Making a difference

February 18, 2006

Posted by Peter Norvig, Director, Google Research



We've been asked what Google Research is like, and we thought the best way to answer is with a blog. First let me say that we're not like the stereotype of a Research Lab: the place where you hide all the Ph.D.s to keep them away from the engineers who do the real work.

We're different for two reasons.

First, Google Engineering is different: it contains many world class Ph.D. researchers. For example, the top download from the ACM digital library last month was The Google File System, written by Google Ph.D.s who happen to be "engineers" (although in their previous jobs, two were at research labs and one was a grad student). This week's cover story in Nature describes work by Google Earth engineers in partnership with colleagues at CMU and NASA Ames.

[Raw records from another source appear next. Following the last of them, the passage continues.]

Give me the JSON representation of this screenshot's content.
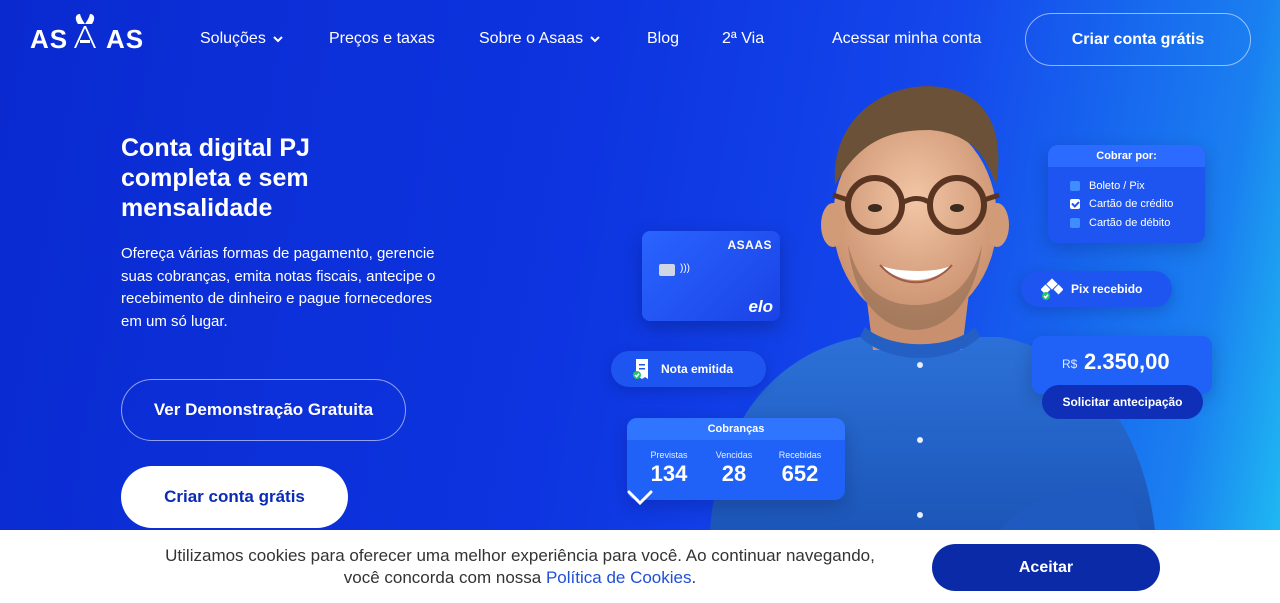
{
  "brand": {
    "name": "ASAAS"
  },
  "nav": {
    "items": [
      {
        "label": "Soluções",
        "dropdown": true
      },
      {
        "label": "Preços e taxas",
        "dropdown": false
      },
      {
        "label": "Sobre o Asaas",
        "dropdown": true
      },
      {
        "label": "Blog",
        "dropdown": false
      },
      {
        "label": "2ª Via",
        "dropdown": false
      }
    ],
    "login_label": "Acessar minha conta",
    "signup_label": "Criar conta grátis"
  },
  "hero": {
    "title": "Conta digital PJ completa e sem mensalidade",
    "description": "Ofereça várias formas de pagamento, gerencie suas cobranças, emita notas fiscais, antecipe o recebimento de dinheiro e pague fornecedores em um só lugar.",
    "demo_button": "Ver Demonstração Gratuita",
    "create_button": "Criar conta grátis"
  },
  "card": {
    "brand": "ASAAS",
    "network": "elo"
  },
  "nota_pill": "Nota emitida",
  "pix_pill": "Pix recebido",
  "cobrar_por": {
    "title": "Cobrar por:",
    "options": [
      {
        "label": "Boleto / Pix",
        "checked": false
      },
      {
        "label": "Cartão de crédito",
        "checked": true
      },
      {
        "label": "Cartão de débito",
        "checked": false
      }
    ]
  },
  "balance": {
    "currency": "R$",
    "value": "2.350,00",
    "button": "Solicitar antecipação"
  },
  "cobrancas": {
    "title": "Cobranças",
    "cols": [
      {
        "label": "Previstas",
        "value": "134"
      },
      {
        "label": "Vencidas",
        "value": "28"
      },
      {
        "label": "Recebidas",
        "value": "652"
      }
    ]
  },
  "cookie": {
    "text": "Utilizamos cookies para oferecer uma melhor experiência para você. Ao continuar navegando, você concorda com nossa ",
    "link": "Política de Cookies",
    "suffix": ".",
    "accept": "Aceitar"
  },
  "colors": {
    "primary": "#0b2fd6",
    "accent_light": "#1fb8f2",
    "button_dark": "#0b2aa8"
  },
  "icons": [
    "chevron-down-icon",
    "receipt-icon",
    "pix-icon",
    "check-icon",
    "scroll-down-icon"
  ]
}
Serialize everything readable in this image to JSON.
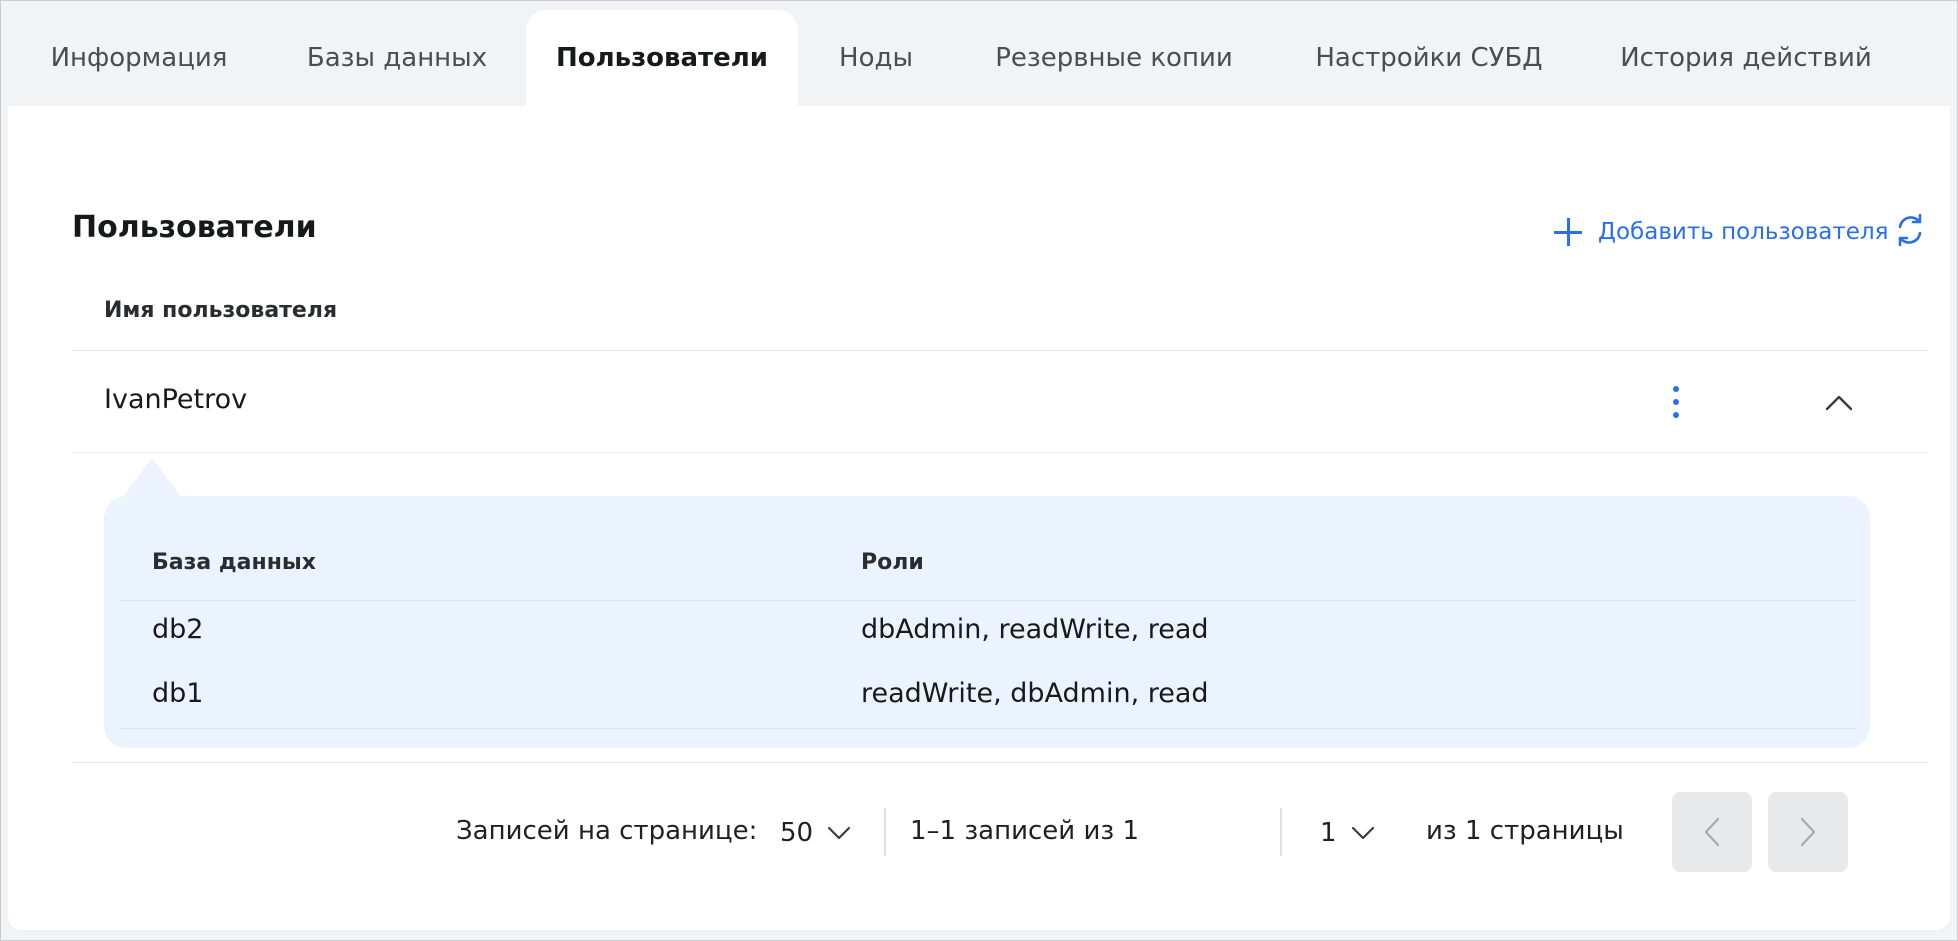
{
  "tabs": [
    {
      "label": "Информация",
      "active": false
    },
    {
      "label": "Базы данных",
      "active": false
    },
    {
      "label": "Пользователи",
      "active": true
    },
    {
      "label": "Ноды",
      "active": false
    },
    {
      "label": "Резервные копии",
      "active": false
    },
    {
      "label": "Настройки СУБД",
      "active": false
    },
    {
      "label": "История действий",
      "active": false
    }
  ],
  "users_section": {
    "title": "Пользователи",
    "add_user_label": "Добавить пользователя",
    "column_header": "Имя пользователя",
    "rows": [
      {
        "name": "IvanPetrov"
      }
    ]
  },
  "expanded": {
    "headers": {
      "database": "База данных",
      "roles": "Роли"
    },
    "rows": [
      {
        "database": "db2",
        "roles": "dbAdmin, readWrite, read"
      },
      {
        "database": "db1",
        "roles": "readWrite, dbAdmin, read"
      }
    ]
  },
  "pagination": {
    "per_page_label": "Записей на странице:",
    "per_page_value": "50",
    "records_summary": "1–1 записей из 1",
    "page_value": "1",
    "pages_summary": "из 1 страницы"
  },
  "colors": {
    "accent": "#2a6ee8",
    "panel_bg": "#ebf4fe",
    "page_bg": "#f2f3f5"
  },
  "icons": {
    "add": "plus-icon",
    "refresh": "refresh-icon",
    "row_menu": "kebab-menu-icon",
    "collapse": "chevron-up-icon",
    "dropdown": "chevron-down-icon",
    "prev": "chevron-left-icon",
    "next": "chevron-right-icon"
  }
}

Second, Google Research is different: we also have lots of world class Ph.D.s (and a few non-Ph.D.s). Yes, we write papers and prove theorems, but we're all here because we want to discover and build useful things that will change the world.

So who are we? We're experts in machine translation who came here to work with the largest corpus of bilingual and monolingual text ever assembled. We're experts in machine learning algorithms who came to work on one of the world's largest computing clusters. We're researchers in natural language, vision, security, human-computer interaction, and a dozen other fields who came to help a user base of hundreds of millions of people. And we're working side by side with the engineering team -- not in a separate building or site. Some of us are launching projects on google.com this week and wearing pagers, and some of us are working on goals for the year 2020.